From top: Minister for Finance Paschal Donohoe; Michael Taft
It’s that time of year when people and organisations put forward their favourite tax cut, tax rise or new tax altogether.
So in that spirit I’d like to put forward one of my favourite blue-sky reforms: abolish income tax and substitute an expanded Universal Social Charge (USC).
The USC is a great tax. It is simple, transparent and no matter how many accountants you hire, you can’t escape it. The tax has almost no exemptions, reliefs, or allowances – unlike the income tax system which is riddled with tax expenditures.
The rates for USC are:
Up to €12,012: 0.5 percent (though if you earn below €13,000 you will be exempt)
€12,012 to €19,372: 2 percent
€19,372 to €70,044: 4.75 percent
Above €70,044: 8 percent (except for self-employed – income above €100,000 is taxed at 11 percent)
In 2016, income tax – with rates of 20 and 40 percent – raised €14.3 billion. The USC – with rates of between 1 and 8 percent (the standard rate then was 5.5 percent) raised €3.6 billion.
The cuts to USC since 2014 have been substantial.
Originally, the USC had three rates: 2, 4, and 7 percent. Why cut a tax that is simple, transparent, easy to administer and raises substantial revenue on low rates? One can always change the rates and thresholds and still maintain revenue.
Let’s play out this exercise and assume the Government abolished income tax in the budget. By how much would USC rates have to rise to make up the lost revenue?
I am not suggesting that these same rates and thresholds are optimal. They would be very high and penal for those on low incomes. However, rates and thresholds can be changed quite easily with a provision to exempt income below a higher threshold.
What it does show is the potential to substantially reduce marginal income tax rates among middle income earners who now pay 44.75 percent (48.75 percent if you include PRSI) while maintaining tax revenue.
The above doesn’t provide for any tax reliefs. We could re-introduce tax reliefs into the system – credit for dependent adults, health insurance, pension contributions, etc. But for each credit introduced, we’d have to increase the tax rates or reduce the thresholds or both to maintain revenue.
As a rule, for each €100 million in tax relief, each of the rates above would need to increase by approximately 0.1 percentage point. However, moving towards a USC system would allow us to revisit the way we provide resources for households.
Take a small but important relief – the Blind Persons’ Tax Credit. The implication of moving to a USC-based system would be to remove this credit which is worth €1,650 (or approximately €32 per week) for recipients.
There is an additional relief for guide dogs worth €165. Removing this credit would seem, at first glance, inequitable.
But here’s what the Commission on Taxation said about this credit when it recommended that it be abolished:
‘We consider it inequitable that this tax expenditure only benefits blind persons who are liable to tax and with sufficient income to absorb the credit; blind persons on lower incomes or those dependent on social welfare obtain no benefit from this credit.

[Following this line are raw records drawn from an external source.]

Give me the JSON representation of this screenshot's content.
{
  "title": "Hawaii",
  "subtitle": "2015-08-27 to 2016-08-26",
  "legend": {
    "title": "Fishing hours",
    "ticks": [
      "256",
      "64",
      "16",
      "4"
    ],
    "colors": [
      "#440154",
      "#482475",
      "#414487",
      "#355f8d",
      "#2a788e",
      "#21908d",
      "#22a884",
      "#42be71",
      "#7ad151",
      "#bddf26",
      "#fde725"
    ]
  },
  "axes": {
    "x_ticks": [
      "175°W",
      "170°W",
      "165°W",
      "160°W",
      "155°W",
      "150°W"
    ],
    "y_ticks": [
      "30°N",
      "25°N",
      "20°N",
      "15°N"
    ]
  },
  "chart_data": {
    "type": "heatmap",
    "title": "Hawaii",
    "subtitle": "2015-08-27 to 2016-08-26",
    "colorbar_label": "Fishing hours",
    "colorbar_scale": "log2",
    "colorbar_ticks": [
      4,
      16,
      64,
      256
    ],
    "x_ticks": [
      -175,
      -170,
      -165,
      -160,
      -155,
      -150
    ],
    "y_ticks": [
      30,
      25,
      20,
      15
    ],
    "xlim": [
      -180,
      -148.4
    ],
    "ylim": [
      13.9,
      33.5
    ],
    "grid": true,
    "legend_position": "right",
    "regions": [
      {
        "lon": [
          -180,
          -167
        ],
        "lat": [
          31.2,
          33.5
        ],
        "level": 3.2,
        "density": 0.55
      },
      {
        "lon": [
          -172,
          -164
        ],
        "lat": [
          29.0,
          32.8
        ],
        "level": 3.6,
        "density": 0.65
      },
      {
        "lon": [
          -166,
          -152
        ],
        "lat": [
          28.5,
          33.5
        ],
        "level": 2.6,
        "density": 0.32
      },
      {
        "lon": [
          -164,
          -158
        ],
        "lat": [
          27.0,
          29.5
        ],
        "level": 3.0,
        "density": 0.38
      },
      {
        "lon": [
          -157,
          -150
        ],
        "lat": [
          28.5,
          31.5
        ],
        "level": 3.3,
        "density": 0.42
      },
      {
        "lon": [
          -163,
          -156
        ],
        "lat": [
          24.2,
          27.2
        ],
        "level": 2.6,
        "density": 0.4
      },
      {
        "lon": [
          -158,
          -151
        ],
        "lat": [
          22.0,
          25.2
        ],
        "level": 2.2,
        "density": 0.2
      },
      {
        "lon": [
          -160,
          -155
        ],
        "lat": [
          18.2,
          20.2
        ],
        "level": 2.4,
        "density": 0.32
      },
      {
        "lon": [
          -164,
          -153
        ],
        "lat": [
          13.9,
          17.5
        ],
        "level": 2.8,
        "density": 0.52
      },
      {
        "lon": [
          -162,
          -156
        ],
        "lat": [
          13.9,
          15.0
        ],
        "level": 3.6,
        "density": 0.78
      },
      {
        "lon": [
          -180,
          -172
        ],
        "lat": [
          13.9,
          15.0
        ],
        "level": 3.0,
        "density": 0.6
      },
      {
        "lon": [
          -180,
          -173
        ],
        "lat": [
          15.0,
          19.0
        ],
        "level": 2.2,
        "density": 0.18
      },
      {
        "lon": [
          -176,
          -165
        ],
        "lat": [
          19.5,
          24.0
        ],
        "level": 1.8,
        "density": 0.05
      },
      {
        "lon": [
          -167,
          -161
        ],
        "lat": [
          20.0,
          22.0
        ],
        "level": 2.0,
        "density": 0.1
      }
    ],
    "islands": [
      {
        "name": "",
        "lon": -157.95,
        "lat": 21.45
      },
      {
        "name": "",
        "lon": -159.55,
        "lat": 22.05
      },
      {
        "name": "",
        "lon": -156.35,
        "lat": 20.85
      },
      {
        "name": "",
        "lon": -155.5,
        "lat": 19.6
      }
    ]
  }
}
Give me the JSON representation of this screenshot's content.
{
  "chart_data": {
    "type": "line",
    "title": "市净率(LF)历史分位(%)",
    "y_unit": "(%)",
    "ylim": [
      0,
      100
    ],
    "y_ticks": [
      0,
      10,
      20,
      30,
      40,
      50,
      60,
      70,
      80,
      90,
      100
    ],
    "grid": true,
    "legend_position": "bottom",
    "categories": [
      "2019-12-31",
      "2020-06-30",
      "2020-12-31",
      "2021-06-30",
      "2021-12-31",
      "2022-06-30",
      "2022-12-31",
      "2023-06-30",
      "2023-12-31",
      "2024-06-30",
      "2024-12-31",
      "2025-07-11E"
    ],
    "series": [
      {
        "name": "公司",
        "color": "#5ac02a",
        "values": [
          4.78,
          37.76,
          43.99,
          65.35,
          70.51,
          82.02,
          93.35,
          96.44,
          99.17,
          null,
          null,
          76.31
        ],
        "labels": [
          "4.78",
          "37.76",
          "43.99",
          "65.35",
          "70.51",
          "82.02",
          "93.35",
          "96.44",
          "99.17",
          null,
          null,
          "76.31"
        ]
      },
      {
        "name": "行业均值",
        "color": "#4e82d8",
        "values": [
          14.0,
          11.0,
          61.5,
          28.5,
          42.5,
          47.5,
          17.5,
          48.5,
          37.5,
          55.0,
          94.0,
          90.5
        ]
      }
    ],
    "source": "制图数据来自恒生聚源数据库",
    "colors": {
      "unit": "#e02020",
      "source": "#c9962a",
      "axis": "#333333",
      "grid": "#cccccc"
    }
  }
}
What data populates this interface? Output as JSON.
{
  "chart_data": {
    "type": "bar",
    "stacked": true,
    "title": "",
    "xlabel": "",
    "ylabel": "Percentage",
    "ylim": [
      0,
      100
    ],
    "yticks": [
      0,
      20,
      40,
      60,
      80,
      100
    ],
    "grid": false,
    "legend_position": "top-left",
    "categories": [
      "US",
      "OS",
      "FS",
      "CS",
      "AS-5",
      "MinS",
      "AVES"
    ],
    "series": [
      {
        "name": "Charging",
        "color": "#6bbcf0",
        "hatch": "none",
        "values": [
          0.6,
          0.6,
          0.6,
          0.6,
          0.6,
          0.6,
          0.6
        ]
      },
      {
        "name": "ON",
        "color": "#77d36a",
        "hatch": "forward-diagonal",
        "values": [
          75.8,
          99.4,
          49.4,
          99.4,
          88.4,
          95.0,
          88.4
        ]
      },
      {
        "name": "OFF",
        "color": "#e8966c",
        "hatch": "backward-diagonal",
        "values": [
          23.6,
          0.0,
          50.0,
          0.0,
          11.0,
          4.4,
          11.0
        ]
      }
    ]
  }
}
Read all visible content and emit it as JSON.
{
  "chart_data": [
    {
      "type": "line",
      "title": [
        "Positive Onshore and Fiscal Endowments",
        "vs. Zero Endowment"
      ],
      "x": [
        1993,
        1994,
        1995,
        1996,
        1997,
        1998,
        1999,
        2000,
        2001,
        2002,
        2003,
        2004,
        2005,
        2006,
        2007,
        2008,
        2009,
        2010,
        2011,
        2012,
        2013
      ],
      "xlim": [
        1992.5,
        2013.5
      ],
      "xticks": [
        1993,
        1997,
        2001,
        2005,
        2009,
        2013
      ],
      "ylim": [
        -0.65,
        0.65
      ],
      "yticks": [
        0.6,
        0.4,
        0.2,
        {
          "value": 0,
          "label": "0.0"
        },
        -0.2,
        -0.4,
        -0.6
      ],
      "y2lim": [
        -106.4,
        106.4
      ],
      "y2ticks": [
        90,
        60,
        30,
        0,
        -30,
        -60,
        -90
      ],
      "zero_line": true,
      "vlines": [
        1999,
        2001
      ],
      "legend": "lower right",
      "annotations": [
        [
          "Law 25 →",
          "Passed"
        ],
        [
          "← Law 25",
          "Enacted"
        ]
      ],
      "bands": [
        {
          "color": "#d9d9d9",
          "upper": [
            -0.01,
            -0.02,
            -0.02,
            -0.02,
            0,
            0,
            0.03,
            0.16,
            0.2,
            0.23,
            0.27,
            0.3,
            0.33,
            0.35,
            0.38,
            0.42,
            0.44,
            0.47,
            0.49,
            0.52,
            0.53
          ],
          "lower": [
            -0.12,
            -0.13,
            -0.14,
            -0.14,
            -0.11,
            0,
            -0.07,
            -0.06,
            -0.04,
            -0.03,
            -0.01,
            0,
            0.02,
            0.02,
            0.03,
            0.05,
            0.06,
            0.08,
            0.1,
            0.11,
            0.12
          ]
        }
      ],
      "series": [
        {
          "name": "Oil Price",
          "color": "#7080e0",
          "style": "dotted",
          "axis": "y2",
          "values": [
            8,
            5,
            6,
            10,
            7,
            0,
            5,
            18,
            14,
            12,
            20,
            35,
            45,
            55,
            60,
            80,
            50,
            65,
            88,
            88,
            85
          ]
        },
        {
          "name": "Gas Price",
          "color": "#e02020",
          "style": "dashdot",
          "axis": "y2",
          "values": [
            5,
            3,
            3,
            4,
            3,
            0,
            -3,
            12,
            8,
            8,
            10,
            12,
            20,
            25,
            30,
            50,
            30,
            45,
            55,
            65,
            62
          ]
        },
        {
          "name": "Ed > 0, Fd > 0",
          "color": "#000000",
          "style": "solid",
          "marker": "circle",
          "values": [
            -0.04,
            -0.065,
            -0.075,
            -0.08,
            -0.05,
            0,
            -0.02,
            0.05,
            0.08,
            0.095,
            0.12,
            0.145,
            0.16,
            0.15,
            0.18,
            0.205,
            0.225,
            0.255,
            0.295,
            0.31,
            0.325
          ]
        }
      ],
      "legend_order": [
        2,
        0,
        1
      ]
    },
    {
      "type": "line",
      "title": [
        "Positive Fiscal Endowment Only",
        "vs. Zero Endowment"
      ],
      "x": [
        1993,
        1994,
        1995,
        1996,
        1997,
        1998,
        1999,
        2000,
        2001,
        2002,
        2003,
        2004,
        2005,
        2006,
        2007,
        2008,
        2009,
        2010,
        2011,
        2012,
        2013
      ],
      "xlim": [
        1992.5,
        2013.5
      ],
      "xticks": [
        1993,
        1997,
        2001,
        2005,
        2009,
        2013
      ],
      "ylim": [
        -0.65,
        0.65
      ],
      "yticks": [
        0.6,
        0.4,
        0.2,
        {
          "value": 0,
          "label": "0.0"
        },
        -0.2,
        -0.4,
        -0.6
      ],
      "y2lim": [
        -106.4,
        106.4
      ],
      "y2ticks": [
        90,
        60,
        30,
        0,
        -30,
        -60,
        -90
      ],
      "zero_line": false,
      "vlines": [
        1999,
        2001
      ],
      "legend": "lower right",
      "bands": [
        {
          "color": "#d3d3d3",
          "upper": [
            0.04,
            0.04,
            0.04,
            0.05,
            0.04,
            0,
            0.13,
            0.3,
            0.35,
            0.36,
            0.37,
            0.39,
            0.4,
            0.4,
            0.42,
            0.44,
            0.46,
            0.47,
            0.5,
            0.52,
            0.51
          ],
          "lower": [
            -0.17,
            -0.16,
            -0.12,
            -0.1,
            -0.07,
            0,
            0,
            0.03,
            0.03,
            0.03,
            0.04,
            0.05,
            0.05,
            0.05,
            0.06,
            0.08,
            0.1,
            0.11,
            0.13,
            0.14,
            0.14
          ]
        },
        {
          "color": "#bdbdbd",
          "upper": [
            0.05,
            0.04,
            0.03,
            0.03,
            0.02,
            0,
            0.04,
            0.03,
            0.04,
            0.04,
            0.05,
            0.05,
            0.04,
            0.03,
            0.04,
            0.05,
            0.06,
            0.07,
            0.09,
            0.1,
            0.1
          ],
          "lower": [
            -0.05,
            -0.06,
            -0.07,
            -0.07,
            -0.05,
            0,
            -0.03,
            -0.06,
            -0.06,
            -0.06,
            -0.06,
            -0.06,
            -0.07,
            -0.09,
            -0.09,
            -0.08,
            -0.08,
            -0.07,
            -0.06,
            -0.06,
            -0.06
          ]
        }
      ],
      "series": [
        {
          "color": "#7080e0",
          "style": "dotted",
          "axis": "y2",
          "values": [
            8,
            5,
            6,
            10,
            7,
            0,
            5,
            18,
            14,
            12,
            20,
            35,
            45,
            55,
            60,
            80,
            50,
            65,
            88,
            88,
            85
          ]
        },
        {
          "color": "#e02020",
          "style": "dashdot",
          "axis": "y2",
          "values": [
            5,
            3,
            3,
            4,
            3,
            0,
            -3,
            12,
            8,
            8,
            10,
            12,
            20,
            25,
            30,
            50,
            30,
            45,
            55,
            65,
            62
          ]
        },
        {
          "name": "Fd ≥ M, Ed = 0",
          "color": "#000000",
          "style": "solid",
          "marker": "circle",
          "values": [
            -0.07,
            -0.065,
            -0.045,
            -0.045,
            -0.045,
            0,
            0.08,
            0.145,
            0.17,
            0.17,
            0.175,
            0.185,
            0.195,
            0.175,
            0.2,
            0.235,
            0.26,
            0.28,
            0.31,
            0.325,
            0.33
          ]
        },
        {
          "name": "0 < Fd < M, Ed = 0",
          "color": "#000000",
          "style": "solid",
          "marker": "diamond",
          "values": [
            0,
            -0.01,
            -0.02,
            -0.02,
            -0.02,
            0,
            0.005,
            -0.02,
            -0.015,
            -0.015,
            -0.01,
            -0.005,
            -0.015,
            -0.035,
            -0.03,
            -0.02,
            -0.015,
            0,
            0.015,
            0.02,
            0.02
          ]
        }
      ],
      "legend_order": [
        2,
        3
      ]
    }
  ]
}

We recommend that the appropriate level of State support be provided to blind persons through the direct expenditure route and that the tax credit be discontinued.
However . . direct expenditure support at the appropriate level should be put in place first; only then should the tax credit be withdrawn.’
So those on social protection and those at work, but whose income is so low they don’t pay income tax, do not benefit from this credit. This is not equitable.
The Commission’s proposal would mean that all people with visual impairment would benefit – regardless of their employment or tax status.
We could go one better. We could increase the direct payment and tax it. This would mean that those on low incomes would benefit even more while those on high incomes would receive only a proportional benefit, commensurate with their income.
This would turn the payment into a progressive one.
There are a number of tax expenditures that could be turned into direct payments with progressive effect. Another one is the credit for households with an incapacitated child.
This is a valuable credit for households with real needs; however, those on low incomes do not benefit.
Again, the Commission on Taxation proposes the credit become a direct expenditure equivalent to the same amount – and then abolish the credit.
So moving to a USC-based system is not just about tax rates and thresholds – it could also reform way we deliver support to households.
We would need more detailed data and an assessment of the impact on different income groups – especially those who rely on crucial tax reliefs to make ends meet.
But this approach can help focus the debate away from marginal tax rates and on to effective tax rates – creating a simpler, more transparent and efficient tax system.
It is not about cutting revenue. It is about reform.
Michael Taft is a researcher for SIPTU and author of the political economy blog, Notes on the Front.